Depuis le début du mois de mai, l’étonnant jardin “Le Jardin de l’Alchimiste” a ouvert ses portes. Si d’aventure, vous vous promenez d’ici à la fin de l’automne, dans les Alpilles, prenez le temps de vous arrêter à proximité du très beau petit village d’Eygalières, qui campe ses maisons rocheuses au coeur d’une garrigue à demi sauvage. Vous pourrez alors découvrir, dans l’antre du Mas de la Brune, un jardin original où une philosophie influencée par l’alchimie – qui se pratiquait beaucoup à la Renaissance et dont, ici, la demeure appartint, probablement à l’un de ces chercheurs du secret de la transmutation du plomb en or et autres … – se mêle joyeusement au plaisir esthétique des jardins contemporains.

Contemporain, car ses créateurs ont voulu lui donner des formes inspirées par le Land Art et rompre avec différents styles traditionnels. Il s’agit donc d’un territoire de libre expression où l’alchimie est évoquée de manière ludique et culturelle. Il n’est qu’invitation à philosopher, à penser. La rhétorique alchimique est déroulée en filigrane, nous conduisant d’un labyrinthe, qui est peut-être celui du monde, à une galerie d’herbes “simples”, de celles qui accompagnent tous nos maux quotidiens. 
Nous arrivons ensuite, dans ce qui pourrait être le point d’orgue du lieu : dans trois cercles végétaux successifs, qui sont l’expression de l’oeuvre noire, de l’oeuvre blanche puis celle de l’oeuvre rouge. Chacun de ces “cercles” ou territoires philosophiques vient nous surprendre par sa décoration de plantes colorées. Ici les compositions se relient par de petits passages et se veulent l’allégorie de nos possibles chemins initiatiques.

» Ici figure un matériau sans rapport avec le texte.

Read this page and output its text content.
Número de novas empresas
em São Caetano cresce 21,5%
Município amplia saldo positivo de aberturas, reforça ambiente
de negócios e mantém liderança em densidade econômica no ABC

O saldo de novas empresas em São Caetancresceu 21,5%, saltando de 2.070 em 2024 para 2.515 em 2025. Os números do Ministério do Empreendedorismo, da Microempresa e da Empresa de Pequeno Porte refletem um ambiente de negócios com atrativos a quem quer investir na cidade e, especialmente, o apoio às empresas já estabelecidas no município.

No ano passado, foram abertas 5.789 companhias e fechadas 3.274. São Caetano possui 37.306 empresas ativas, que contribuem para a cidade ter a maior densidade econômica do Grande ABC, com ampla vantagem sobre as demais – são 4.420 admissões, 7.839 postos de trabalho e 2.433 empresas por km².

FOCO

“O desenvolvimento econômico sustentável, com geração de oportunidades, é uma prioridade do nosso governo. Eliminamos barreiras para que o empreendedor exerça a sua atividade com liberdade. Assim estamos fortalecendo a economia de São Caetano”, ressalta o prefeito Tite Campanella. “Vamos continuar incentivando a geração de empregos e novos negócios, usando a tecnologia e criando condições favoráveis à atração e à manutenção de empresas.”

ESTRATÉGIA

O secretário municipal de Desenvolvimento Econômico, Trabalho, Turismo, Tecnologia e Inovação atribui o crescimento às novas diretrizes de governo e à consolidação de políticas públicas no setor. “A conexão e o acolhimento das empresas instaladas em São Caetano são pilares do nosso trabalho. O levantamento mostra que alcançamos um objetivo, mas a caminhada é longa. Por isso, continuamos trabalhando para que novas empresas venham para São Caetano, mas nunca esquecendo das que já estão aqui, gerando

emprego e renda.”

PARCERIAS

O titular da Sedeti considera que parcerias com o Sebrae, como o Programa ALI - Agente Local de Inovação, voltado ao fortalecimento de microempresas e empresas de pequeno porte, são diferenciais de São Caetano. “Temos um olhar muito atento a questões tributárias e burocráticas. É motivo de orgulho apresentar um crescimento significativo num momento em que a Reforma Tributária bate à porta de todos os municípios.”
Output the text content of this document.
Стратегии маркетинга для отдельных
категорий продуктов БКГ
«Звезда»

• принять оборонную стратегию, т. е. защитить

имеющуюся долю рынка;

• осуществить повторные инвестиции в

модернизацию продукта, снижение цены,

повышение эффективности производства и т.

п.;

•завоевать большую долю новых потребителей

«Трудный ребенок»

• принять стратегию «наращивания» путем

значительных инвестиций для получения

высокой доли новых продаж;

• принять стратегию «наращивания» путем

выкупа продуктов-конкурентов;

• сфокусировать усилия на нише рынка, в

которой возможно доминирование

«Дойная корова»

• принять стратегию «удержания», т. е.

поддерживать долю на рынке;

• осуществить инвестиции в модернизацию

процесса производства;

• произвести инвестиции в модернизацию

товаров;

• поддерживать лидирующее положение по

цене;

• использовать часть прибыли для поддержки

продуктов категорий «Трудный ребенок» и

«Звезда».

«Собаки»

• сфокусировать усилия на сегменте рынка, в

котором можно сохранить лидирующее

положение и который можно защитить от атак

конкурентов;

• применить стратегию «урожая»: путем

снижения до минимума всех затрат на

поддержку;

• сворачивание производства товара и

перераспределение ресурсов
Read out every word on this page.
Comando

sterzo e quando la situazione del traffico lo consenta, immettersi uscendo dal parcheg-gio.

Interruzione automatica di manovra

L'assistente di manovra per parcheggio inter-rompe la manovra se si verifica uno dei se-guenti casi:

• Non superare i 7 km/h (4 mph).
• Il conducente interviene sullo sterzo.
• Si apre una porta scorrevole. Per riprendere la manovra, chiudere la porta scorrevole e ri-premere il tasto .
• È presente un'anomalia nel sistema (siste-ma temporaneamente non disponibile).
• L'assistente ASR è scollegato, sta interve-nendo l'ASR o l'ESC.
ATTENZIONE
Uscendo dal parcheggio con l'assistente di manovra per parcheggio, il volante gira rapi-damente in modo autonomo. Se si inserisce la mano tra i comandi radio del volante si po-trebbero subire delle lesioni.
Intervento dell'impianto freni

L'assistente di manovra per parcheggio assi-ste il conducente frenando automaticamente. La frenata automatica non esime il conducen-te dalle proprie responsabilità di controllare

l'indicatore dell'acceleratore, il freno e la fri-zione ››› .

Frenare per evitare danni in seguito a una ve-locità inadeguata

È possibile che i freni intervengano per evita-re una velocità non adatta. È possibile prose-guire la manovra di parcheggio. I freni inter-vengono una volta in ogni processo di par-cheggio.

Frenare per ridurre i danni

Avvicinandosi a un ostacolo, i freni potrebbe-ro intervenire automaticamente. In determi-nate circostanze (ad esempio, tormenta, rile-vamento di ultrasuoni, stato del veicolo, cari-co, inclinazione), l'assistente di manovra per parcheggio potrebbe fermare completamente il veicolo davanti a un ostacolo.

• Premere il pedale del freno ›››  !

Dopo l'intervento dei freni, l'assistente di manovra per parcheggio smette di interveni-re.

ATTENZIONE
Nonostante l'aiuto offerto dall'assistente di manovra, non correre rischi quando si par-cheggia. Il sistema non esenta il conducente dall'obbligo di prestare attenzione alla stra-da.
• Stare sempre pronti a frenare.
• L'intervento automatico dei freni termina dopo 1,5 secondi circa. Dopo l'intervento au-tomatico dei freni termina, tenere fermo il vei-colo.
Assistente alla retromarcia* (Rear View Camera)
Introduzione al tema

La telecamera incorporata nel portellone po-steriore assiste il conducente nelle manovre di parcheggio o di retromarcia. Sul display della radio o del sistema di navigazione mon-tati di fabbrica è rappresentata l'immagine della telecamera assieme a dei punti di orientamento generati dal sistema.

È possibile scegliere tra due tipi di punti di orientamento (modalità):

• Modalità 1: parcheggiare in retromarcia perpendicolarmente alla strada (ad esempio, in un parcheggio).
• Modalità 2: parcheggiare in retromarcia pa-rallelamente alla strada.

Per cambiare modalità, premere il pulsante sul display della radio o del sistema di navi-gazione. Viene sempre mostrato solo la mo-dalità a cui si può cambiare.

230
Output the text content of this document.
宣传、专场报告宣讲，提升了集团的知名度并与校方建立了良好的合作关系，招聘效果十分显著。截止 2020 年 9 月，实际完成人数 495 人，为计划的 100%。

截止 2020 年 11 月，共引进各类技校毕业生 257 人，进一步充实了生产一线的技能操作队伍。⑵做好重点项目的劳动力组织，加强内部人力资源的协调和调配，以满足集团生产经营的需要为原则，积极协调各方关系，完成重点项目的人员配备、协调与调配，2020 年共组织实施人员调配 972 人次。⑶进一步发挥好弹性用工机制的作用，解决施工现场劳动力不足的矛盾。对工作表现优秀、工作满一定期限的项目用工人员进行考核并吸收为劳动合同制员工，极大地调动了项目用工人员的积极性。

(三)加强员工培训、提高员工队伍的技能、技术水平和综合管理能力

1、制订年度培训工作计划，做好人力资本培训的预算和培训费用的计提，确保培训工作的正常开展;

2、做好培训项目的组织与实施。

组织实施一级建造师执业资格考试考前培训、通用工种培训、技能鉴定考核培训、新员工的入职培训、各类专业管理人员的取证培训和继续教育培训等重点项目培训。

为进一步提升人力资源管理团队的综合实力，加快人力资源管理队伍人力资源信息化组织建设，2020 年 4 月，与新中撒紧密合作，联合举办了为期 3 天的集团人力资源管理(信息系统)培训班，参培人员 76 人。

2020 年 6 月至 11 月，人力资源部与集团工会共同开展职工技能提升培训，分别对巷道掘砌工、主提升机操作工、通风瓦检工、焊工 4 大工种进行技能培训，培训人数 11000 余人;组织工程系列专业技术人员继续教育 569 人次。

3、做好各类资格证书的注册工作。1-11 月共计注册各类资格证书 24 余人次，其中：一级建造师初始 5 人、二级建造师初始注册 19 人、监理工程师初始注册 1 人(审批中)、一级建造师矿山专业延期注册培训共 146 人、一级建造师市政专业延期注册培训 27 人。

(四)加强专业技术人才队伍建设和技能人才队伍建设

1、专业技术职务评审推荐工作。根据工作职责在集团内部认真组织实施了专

De prime abord, on pourrait avoir peur d’un jardin arguant ses propres préceptes philosophiques, on a matière à être un peu méfiant …, on recherche davantage à s’égarer, voulant échapper, plutôt, à toute “ligne de conduite” … or, à juste titre, on est obligé de ne pas en tenir rigueur ! La beauté certaine de l’endroit, la créativité et l’imagination, à la fois esthétique et culturelle qu’ont suscité ce projet, auquel a participé l’ethnobotaniste Pierre Lieutaghi, achèvent de nous inspirer le doute. Les auteurs de cet étrange jardin se sont emparés d’un sujet ancien : l’alchimie et de toute la poésie de son imaginaire, pour le détourner et nous offrir un havre ou plutôt une île végétale, de curiosités et de pensées tressées, où il est agréable de venir expérimenter de nouvelles façons de créer un jardin et de méditer sur soi. N’oublions pas que le jardin, et ce dans de nombreuses traditions, est une plaisante allégorie du monde, de notre monde. En le visitant cette semaine, mon regret est de ne pas avoir pu voir – et sentir – les parterres et les buissons de roses, blanches pour l’oeuvre blanche et rouges pour l’oeuvre rouge. Pour cela, il suffit de revenir s’égarer.
Puisqu’on parle de roses, de nouveau la manifestation ”Altera Rosa, les roses que vous n’avez jamais vues …” va se dérouler, ce week-end, dans la magnifique enceinte du Palais à Papes en Avignon. Une occasion de rencontrer les roses qui vous parlent, celles qui vous séduisent ou encore celles que l’on connaît encore très mal.
Le Jardin de l’Alchimiste est cité dans le très bel ouvrage “Du jardin au paysage : 30 créations contemporaines en Provence” de Louisa Jones et Bruno Suet, publié aux éditions Aubanel.